To determine concavity of a function, you must find the second derivative #f''(x)#, determine its critical points (places where #f''(x)=0# or is not defined), and then examine the sign of #f''(x)# in all intervals defined by those critical points.
#f(x) = x^4 - x^2#
#f'(x) = 4x^3 - 2x#
#f''(x) = 12x^2- 2#
From examination #f''(x)# is a quadratic function, and therefore there are no places where it is undefined. Thus, our only critical points will come from the zeroes of #f''(x)#:
#12x^2-2 = 0#
#12x^2 = 2#
#x^2 = 1/6 :. x=+-1/sqrt(6)~~+-0.408#
Having two zeroes means we have 3 intervals to examine:
#(-oo,-1/sqrt(6)), (-1/sqrt(6),1/sqrt(6)), (1/sqrt(6),oo)#
Choose a single #x# value inside of each interval and evaluate #f''(x)# at that value. If the result is positive, the function #f(x)# is concave up in that interval; if the result is negative, the function is concave down.
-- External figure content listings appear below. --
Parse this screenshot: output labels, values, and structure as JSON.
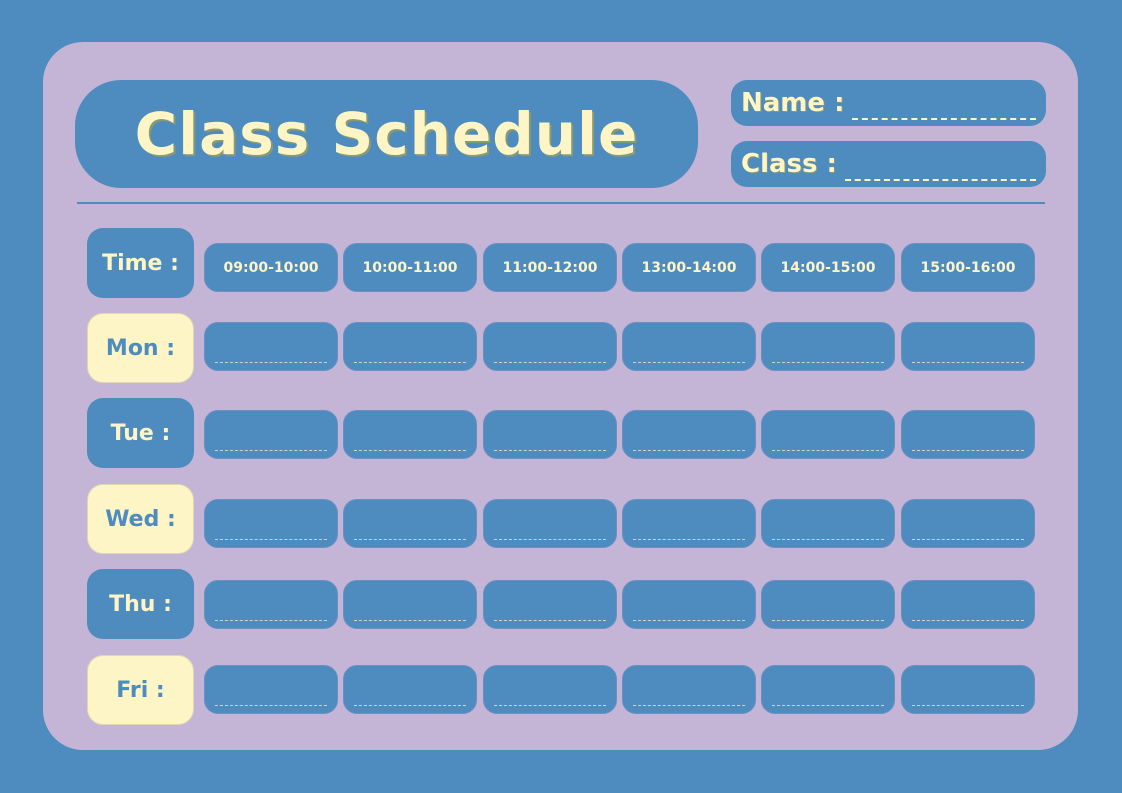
{
  "title": "Class Schedule",
  "fields": {
    "name_label": "Name :",
    "class_label": "Class :"
  },
  "time_label": "Time :",
  "times": [
    "09:00-10:00",
    "10:00-11:00",
    "11:00-12:00",
    "13:00-14:00",
    "14:00-15:00",
    "15:00-16:00"
  ],
  "days": [
    "Mon :",
    "Tue :",
    "Wed :",
    "Thu :",
    "Fri :"
  ],
  "colors": {
    "background": "#4e8bbf",
    "card": "#c4b5d6",
    "accent": "#fdf5c6"
  }
}
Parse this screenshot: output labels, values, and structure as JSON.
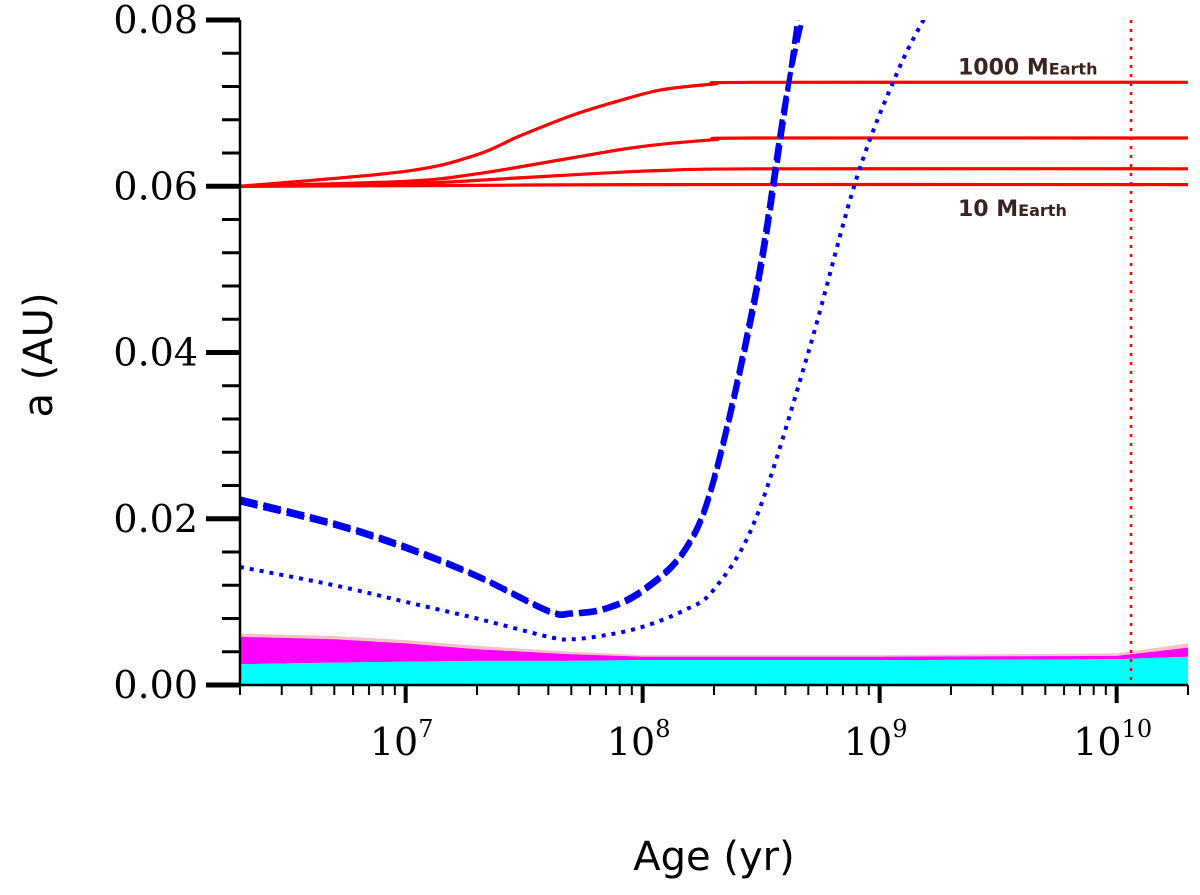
{
  "chart_data": {
    "type": "line",
    "title": "",
    "xlabel": "Age (yr)",
    "ylabel": "a (AU)",
    "xscale": "log",
    "xlim": [
      2000000,
      20000000000
    ],
    "ylim": [
      0,
      0.08
    ],
    "grid": false,
    "x_ticks": [
      {
        "base": "10",
        "exp": "7",
        "value": 10000000
      },
      {
        "base": "10",
        "exp": "8",
        "value": 100000000
      },
      {
        "base": "10",
        "exp": "9",
        "value": 1000000000
      },
      {
        "base": "10",
        "exp": "10",
        "value": 10000000000
      }
    ],
    "y_ticks": [
      {
        "label": "0.00",
        "value": 0.0
      },
      {
        "label": "0.02",
        "value": 0.02
      },
      {
        "label": "0.04",
        "value": 0.04
      },
      {
        "label": "0.06",
        "value": 0.06
      },
      {
        "label": "0.08",
        "value": 0.08
      }
    ],
    "annotations": [
      {
        "main": "1000 M",
        "sub": "Earth",
        "x": 2500000000,
        "y": 0.0745
      },
      {
        "main": "10 M",
        "sub": "Earth",
        "x": 2500000000,
        "y": 0.0575
      }
    ],
    "vline": {
      "x": 11500000000,
      "color": "#ff0000",
      "style": "dotted"
    },
    "bands": [
      {
        "name": "pink-band",
        "color": "#f4c2c2",
        "x": [
          2000000,
          5000000,
          10000000,
          20000000,
          50000000,
          100000000,
          1000000000,
          10000000000,
          20000000000
        ],
        "lower": [
          0.0058,
          0.0055,
          0.005,
          0.0043,
          0.0037,
          0.0034,
          0.0034,
          0.0035,
          0.0045
        ],
        "upper": [
          0.0062,
          0.0059,
          0.0054,
          0.0047,
          0.004,
          0.0036,
          0.0036,
          0.0038,
          0.005
        ]
      },
      {
        "name": "magenta-band",
        "color": "#ff00ff",
        "x": [
          2000000,
          5000000,
          10000000,
          20000000,
          50000000,
          100000000,
          1000000000,
          10000000000,
          20000000000
        ],
        "lower": [
          0.0025,
          0.0027,
          0.0028,
          0.0029,
          0.0029,
          0.003,
          0.003,
          0.0031,
          0.0034
        ],
        "upper": [
          0.0058,
          0.0055,
          0.005,
          0.0043,
          0.0037,
          0.0034,
          0.0034,
          0.0035,
          0.0045
        ]
      },
      {
        "name": "cyan-band",
        "color": "#00ffff",
        "x": [
          2000000,
          5000000,
          10000000,
          20000000,
          50000000,
          100000000,
          1000000000,
          10000000000,
          20000000000
        ],
        "lower": [
          0,
          0,
          0,
          0,
          0,
          0,
          0,
          0,
          0
        ],
        "upper": [
          0.0025,
          0.0027,
          0.0028,
          0.0029,
          0.0029,
          0.003,
          0.003,
          0.0031,
          0.0034
        ]
      }
    ],
    "series": [
      {
        "name": "planet-1000-mearth",
        "color": "#ff0000",
        "style": "solid",
        "x": [
          2000000,
          10000000,
          20000000,
          30000000,
          50000000,
          80000000,
          120000000,
          200000000,
          300000000,
          20000000000
        ],
        "y": [
          0.06,
          0.0618,
          0.0638,
          0.066,
          0.0685,
          0.0703,
          0.0716,
          0.0723,
          0.0725,
          0.0725
        ]
      },
      {
        "name": "planet-300-mearth",
        "color": "#ff0000",
        "style": "solid",
        "x": [
          2000000,
          10000000,
          20000000,
          50000000,
          100000000,
          200000000,
          300000000,
          20000000000
        ],
        "y": [
          0.06,
          0.0606,
          0.0615,
          0.0634,
          0.0648,
          0.0656,
          0.0658,
          0.0658
        ]
      },
      {
        "name": "planet-100-mearth",
        "color": "#ff0000",
        "style": "solid",
        "x": [
          2000000,
          10000000,
          30000000,
          60000000,
          120000000,
          300000000,
          20000000000
        ],
        "y": [
          0.06,
          0.0603,
          0.061,
          0.0615,
          0.0619,
          0.0621,
          0.0621
        ]
      },
      {
        "name": "planet-10-mearth",
        "color": "#ff0000",
        "style": "solid",
        "x": [
          2000000,
          20000000,
          100000000,
          20000000000
        ],
        "y": [
          0.06,
          0.0601,
          0.0602,
          0.0602
        ]
      },
      {
        "name": "corotation-dashed-a",
        "color": "#0000ee",
        "style": "dashed",
        "x": [
          2000000,
          5000000,
          10000000,
          20000000,
          40000000,
          50000000,
          70000000,
          100000000,
          150000000,
          200000000,
          300000000,
          400000000,
          500000000
        ],
        "y": [
          0.0224,
          0.0195,
          0.0167,
          0.0132,
          0.009,
          0.0087,
          0.0093,
          0.0115,
          0.0163,
          0.025,
          0.0476,
          0.0703,
          0.0832
        ]
      },
      {
        "name": "corotation-dashed-b",
        "color": "#0000ee",
        "style": "dashed",
        "x": [
          2000000,
          5000000,
          10000000,
          20000000,
          40000000,
          50000000,
          70000000,
          100000000,
          150000000,
          200000000,
          300000000,
          380000000,
          450000000
        ],
        "y": [
          0.022,
          0.0192,
          0.0164,
          0.013,
          0.0088,
          0.0085,
          0.0091,
          0.0112,
          0.016,
          0.0245,
          0.0465,
          0.065,
          0.08
        ]
      },
      {
        "name": "corotation-dotted",
        "color": "#0000ee",
        "style": "dotted",
        "x": [
          2000000,
          5000000,
          10000000,
          20000000,
          40000000,
          50000000,
          70000000,
          100000000,
          150000000,
          200000000,
          300000000,
          500000000,
          800000000,
          1200000000,
          1600000000
        ],
        "y": [
          0.0142,
          0.012,
          0.01,
          0.008,
          0.0058,
          0.0055,
          0.006,
          0.007,
          0.009,
          0.0115,
          0.02,
          0.04,
          0.061,
          0.074,
          0.081
        ]
      }
    ]
  }
}
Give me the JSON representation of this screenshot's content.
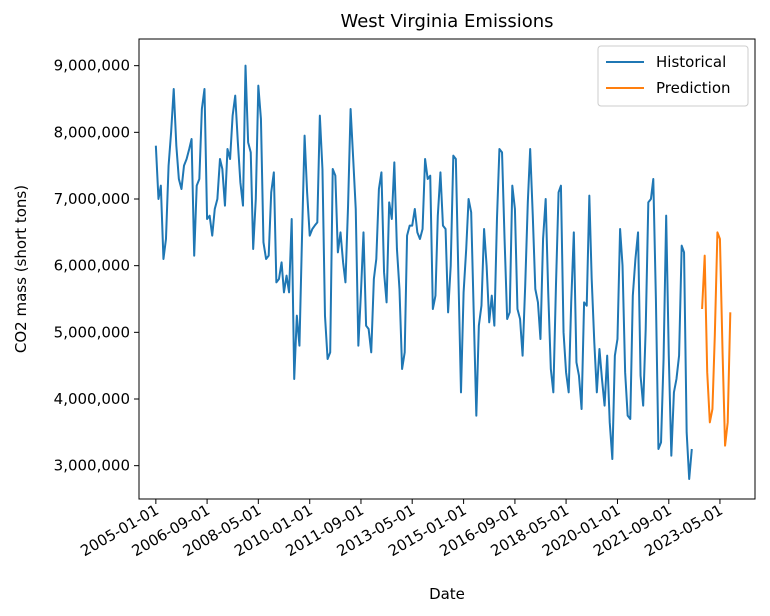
{
  "chart_data": {
    "type": "line",
    "title": "West Virginia Emissions",
    "xlabel": "Date",
    "ylabel": "CO2 mass (short tons)",
    "x_ticks": [
      "2005-01-01",
      "2006-09-01",
      "2008-05-01",
      "2010-01-01",
      "2011-09-01",
      "2013-05-01",
      "2015-01-01",
      "2016-09-01",
      "2018-05-01",
      "2020-01-01",
      "2021-09-01",
      "2023-05-01"
    ],
    "y_ticks": [
      3000000,
      4000000,
      5000000,
      6000000,
      7000000,
      8000000,
      9000000
    ],
    "y_tick_labels": [
      "3,000,000",
      "4,000,000",
      "5,000,000",
      "6,000,000",
      "7,000,000",
      "8,000,000",
      "9,000,000"
    ],
    "xlim": [
      "2004-06-15",
      "2024-06-20"
    ],
    "ylim": [
      2500000,
      9400000
    ],
    "grid": false,
    "legend_position": "top-right",
    "series": [
      {
        "name": "Historical",
        "color": "#1f77b4",
        "start": "2005-01",
        "values": [
          7800000,
          7000000,
          7200000,
          6100000,
          6400000,
          7500000,
          8000000,
          8650000,
          7800000,
          7300000,
          7150000,
          7500000,
          7600000,
          7750000,
          7900000,
          6150000,
          7200000,
          7300000,
          8350000,
          8650000,
          6700000,
          6750000,
          6450000,
          6850000,
          7000000,
          7600000,
          7450000,
          6900000,
          7750000,
          7600000,
          8250000,
          8550000,
          7850000,
          7250000,
          6900000,
          9000000,
          7850000,
          7700000,
          6250000,
          7000000,
          8700000,
          8200000,
          6350000,
          6100000,
          6150000,
          7100000,
          7400000,
          5750000,
          5800000,
          6050000,
          5600000,
          5850000,
          5600000,
          6700000,
          4300000,
          5250000,
          4800000,
          6400000,
          7950000,
          7100000,
          6450000,
          6550000,
          6600000,
          6650000,
          8250000,
          7450000,
          5250000,
          4600000,
          4700000,
          7450000,
          7350000,
          6200000,
          6500000,
          6050000,
          5750000,
          6900000,
          8350000,
          7600000,
          6850000,
          4800000,
          5600000,
          6500000,
          5100000,
          5050000,
          4700000,
          5800000,
          6100000,
          7150000,
          7400000,
          5900000,
          5450000,
          6950000,
          6700000,
          7550000,
          6250000,
          5650000,
          4450000,
          4700000,
          6450000,
          6600000,
          6600000,
          6850000,
          6500000,
          6400000,
          6550000,
          7600000,
          7300000,
          7350000,
          5350000,
          5550000,
          6750000,
          7400000,
          6600000,
          6550000,
          5300000,
          6000000,
          7650000,
          7600000,
          5800000,
          4100000,
          5600000,
          6250000,
          7000000,
          6800000,
          5300000,
          3750000,
          5100000,
          5400000,
          6550000,
          6000000,
          5150000,
          5550000,
          5100000,
          6700000,
          7750000,
          7700000,
          6400000,
          5200000,
          5300000,
          7200000,
          6850000,
          5350000,
          5200000,
          4650000,
          5700000,
          6950000,
          7750000,
          6750000,
          5650000,
          5450000,
          4900000,
          6400000,
          7000000,
          5600000,
          4450000,
          4100000,
          5700000,
          7100000,
          7200000,
          5000000,
          4400000,
          4100000,
          5450000,
          6500000,
          4550000,
          4350000,
          3850000,
          5450000,
          5400000,
          7050000,
          5800000,
          4850000,
          4100000,
          4750000,
          4300000,
          3900000,
          4650000,
          3650000,
          3100000,
          4650000,
          4900000,
          6550000,
          6000000,
          4400000,
          3750000,
          3700000,
          5550000,
          6100000,
          6500000,
          4350000,
          3900000,
          5050000,
          6950000,
          7000000,
          7300000,
          5500000,
          3250000,
          3350000,
          4600000,
          6750000,
          4650000,
          3150000,
          4100000,
          4300000,
          4650000,
          6300000,
          6200000,
          3500000,
          2800000,
          3250000
        ]
      },
      {
        "name": "Prediction",
        "color": "#ff7f0e",
        "start": "2022-10",
        "values": [
          5350000,
          6150000,
          4400000,
          3650000,
          3850000,
          4950000,
          6500000,
          6400000,
          4700000,
          3300000,
          3650000,
          5300000
        ]
      }
    ]
  }
}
For simplicity, choose "easy" values of #x# to evaluate:
#f''(-1) = 12(-1)^2-2 = 12-2 = 10 > 0 :. "concave up"#
#f''(0) = 12(0)^2-2 = 0-2 = -2 < 0 :. "concave down"#
#f''(1) = 12(1)^2-2 = 12-2 = 10 > 0 :. "concave up"#
graph{x^4-x^2 [-1.923, 1.923, -0.963, 0.959]}